VISOKO, Bosnia-Herzegovina (AP) — Sara Becarevic was born without a lower left arm in Bosnia, a poor Balkan country notorious for the large-scale social and economic exclusion of people with disabilities. Still, it never occurred to her that that could stop her from pursuing her dream of becoming an internationally recognized rhythmic gymnast.
Sara says the sport has enchanted her since she was a toddler and watched the world championships on television. It didn’t take her long to try to imitate the moves at home. Fast forward almost 11 years and Sara, who turns 14 on Dec. 16, is winning medals for her club, Visoko, named after the small Bosnian city where she was born.
“Some people said that it was impossible, that I couldn’t do it, but I can,” Sara said.
“I don’t care about what others say, my own sense of what I can achieve is the only thing that matters.”
Neither rhythmic nor artistic gymnastics is represented in the Paralympics, so in order to compete in her chosen sport, Sara has no choice but to compete against able-bodied athletes. She handles the equipment used in the sport with her right arm and the remaining part of her left arm, turning cartwheels with ease despite her disability.

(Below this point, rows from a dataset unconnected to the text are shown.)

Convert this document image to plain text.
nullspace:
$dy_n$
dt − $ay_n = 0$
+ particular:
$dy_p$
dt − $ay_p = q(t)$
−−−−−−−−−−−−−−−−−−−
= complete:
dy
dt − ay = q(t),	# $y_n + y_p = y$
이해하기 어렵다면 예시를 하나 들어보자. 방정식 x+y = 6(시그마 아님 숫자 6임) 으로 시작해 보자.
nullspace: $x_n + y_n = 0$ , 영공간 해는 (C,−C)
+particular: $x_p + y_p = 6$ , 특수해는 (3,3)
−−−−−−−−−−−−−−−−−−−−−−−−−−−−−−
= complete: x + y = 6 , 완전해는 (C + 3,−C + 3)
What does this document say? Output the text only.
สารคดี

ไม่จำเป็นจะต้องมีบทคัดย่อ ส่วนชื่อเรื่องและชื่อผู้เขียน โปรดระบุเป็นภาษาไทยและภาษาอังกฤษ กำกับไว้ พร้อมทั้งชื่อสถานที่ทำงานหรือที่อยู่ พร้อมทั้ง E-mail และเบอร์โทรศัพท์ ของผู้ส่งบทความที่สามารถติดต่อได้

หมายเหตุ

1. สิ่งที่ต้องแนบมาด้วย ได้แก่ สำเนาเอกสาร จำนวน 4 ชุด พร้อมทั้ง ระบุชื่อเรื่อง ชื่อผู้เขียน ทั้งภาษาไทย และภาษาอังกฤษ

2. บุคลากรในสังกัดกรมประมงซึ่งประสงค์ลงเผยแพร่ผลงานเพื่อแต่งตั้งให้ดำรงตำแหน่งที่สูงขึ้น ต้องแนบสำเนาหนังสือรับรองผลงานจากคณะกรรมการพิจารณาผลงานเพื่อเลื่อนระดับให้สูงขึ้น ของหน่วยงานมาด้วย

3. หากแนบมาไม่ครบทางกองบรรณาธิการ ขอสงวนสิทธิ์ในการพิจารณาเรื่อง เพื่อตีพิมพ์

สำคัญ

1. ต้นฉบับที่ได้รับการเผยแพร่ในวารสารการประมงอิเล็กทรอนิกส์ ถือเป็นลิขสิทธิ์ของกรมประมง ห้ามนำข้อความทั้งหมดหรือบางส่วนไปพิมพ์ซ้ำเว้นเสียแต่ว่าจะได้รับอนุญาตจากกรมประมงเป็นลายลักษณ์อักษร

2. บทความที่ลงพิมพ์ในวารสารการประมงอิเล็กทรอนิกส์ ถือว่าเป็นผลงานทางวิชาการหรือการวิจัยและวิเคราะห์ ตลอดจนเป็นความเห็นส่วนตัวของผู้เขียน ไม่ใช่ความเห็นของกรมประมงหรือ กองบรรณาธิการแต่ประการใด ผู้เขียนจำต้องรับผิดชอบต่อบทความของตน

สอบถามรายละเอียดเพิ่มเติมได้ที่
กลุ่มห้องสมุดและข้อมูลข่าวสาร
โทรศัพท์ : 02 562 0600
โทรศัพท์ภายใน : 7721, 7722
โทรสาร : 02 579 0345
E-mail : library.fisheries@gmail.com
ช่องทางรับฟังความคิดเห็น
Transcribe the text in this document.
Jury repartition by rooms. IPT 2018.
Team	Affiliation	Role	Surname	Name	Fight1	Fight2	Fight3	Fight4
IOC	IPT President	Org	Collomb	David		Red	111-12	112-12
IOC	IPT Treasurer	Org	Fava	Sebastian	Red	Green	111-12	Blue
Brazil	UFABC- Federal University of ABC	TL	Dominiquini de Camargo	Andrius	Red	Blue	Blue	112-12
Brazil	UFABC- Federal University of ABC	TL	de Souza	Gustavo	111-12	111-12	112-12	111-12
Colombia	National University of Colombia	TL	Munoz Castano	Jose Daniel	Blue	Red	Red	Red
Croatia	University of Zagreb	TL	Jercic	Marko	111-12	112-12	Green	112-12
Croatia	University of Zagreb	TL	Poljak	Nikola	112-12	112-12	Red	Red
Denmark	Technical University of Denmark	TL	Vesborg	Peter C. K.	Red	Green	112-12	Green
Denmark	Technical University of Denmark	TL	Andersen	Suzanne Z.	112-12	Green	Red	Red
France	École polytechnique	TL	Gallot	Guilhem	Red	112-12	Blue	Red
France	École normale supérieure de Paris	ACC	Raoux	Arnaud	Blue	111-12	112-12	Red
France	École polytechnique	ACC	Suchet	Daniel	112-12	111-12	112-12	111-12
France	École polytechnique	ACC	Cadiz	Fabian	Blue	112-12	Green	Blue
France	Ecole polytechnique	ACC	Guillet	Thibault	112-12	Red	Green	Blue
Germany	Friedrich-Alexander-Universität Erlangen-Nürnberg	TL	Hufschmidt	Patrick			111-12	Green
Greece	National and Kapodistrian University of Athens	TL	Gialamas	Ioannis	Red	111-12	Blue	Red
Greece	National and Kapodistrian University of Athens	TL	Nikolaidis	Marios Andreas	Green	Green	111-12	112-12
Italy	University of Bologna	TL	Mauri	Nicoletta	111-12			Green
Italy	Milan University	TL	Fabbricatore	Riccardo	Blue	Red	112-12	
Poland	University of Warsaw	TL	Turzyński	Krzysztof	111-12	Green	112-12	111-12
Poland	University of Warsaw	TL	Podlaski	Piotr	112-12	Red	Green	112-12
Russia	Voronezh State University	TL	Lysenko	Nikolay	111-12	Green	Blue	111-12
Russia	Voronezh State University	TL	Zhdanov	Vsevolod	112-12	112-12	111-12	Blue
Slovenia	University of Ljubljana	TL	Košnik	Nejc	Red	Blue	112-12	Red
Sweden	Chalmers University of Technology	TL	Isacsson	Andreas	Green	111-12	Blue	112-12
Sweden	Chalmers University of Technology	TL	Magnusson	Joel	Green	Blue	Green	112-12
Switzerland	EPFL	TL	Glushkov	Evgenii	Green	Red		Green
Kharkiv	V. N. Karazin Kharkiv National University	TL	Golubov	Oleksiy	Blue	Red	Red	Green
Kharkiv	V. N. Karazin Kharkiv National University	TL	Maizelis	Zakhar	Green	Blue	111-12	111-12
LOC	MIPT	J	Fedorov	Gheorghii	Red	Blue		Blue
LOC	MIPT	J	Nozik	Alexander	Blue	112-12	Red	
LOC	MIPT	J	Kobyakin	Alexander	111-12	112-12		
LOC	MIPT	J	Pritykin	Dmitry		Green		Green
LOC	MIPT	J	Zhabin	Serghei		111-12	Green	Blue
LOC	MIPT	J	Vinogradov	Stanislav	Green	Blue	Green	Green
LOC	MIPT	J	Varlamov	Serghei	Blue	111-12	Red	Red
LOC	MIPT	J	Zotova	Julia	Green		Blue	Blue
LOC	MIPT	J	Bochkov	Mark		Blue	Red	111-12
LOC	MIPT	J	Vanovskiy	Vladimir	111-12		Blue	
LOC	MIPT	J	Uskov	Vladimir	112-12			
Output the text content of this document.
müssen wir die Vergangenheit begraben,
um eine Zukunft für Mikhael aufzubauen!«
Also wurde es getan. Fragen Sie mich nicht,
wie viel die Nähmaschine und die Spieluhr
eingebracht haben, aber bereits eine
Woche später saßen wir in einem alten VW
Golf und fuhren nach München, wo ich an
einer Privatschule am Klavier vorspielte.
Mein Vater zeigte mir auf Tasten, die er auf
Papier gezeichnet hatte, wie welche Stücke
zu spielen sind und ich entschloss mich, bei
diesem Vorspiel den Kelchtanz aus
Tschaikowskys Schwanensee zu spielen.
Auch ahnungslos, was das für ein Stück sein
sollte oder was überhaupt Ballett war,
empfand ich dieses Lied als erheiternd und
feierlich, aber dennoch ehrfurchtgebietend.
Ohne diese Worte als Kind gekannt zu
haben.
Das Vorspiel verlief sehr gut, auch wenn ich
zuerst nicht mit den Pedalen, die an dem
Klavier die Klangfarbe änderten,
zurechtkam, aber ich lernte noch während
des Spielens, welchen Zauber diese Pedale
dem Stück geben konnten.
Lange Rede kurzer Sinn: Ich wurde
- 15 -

Before choosing Visoko as a rhythmic gymnastics club suitable for her daughter and enrolling her at the age of 9, Sara’s mother Sanela was “worried about how she would be accepted.” But they “had the good fortune” to come across an open-minded, young coach, Amina Lepic-Mlivic.
It was not a small feat in a country where, according to the U.N. children’s agency, UNICEF, “children with disabilities and their families still face discrimination, their rights are often not fully met and they still face limited access to basic services.”
“At first, it was unusual, I won’t say difficult, just unusual, because it was a new experience for me as well. As we were getting acquainted, we were learning from one another,” Lepic-Milavic recalled.
It did not take her long, she added, to realize that Sara was different, “but what made her different was her unique resolve, dedication to practice” and talent.
So far, Sara has brought home medals from several national and international rhythmic gymnastics tournaments, but she sees that as just the beginning.
“I thought it would be difficult, but when you practice hard and try even harder, it becomes easy,” she said, her eyes filling with the glitter of a shy, yet confident, smile.
“My ultimate goal is to compete in the World Championships and the Olympics, to compete with the best (rhythmic) gymnasts” in the world, she added with resolve.
Lepic-Milavic said she has faith in her young disciple who has already proven capable of making her dreams reality. She is less certain that Sara will ever get the support she deserves in Bosnia.
Although the Visoko club was founded by the city and competes internationally under the Bosnian flag, its apparatus, uniforms and travel expenses are typically bankrolled by its members — or rather their parents.
Nevertheless, she quickly added: “I really do have faith in this girl, in Sara, and I am proud that she chose me to be her coach. … I believe that she is capable of one day entering the European or World Championships.”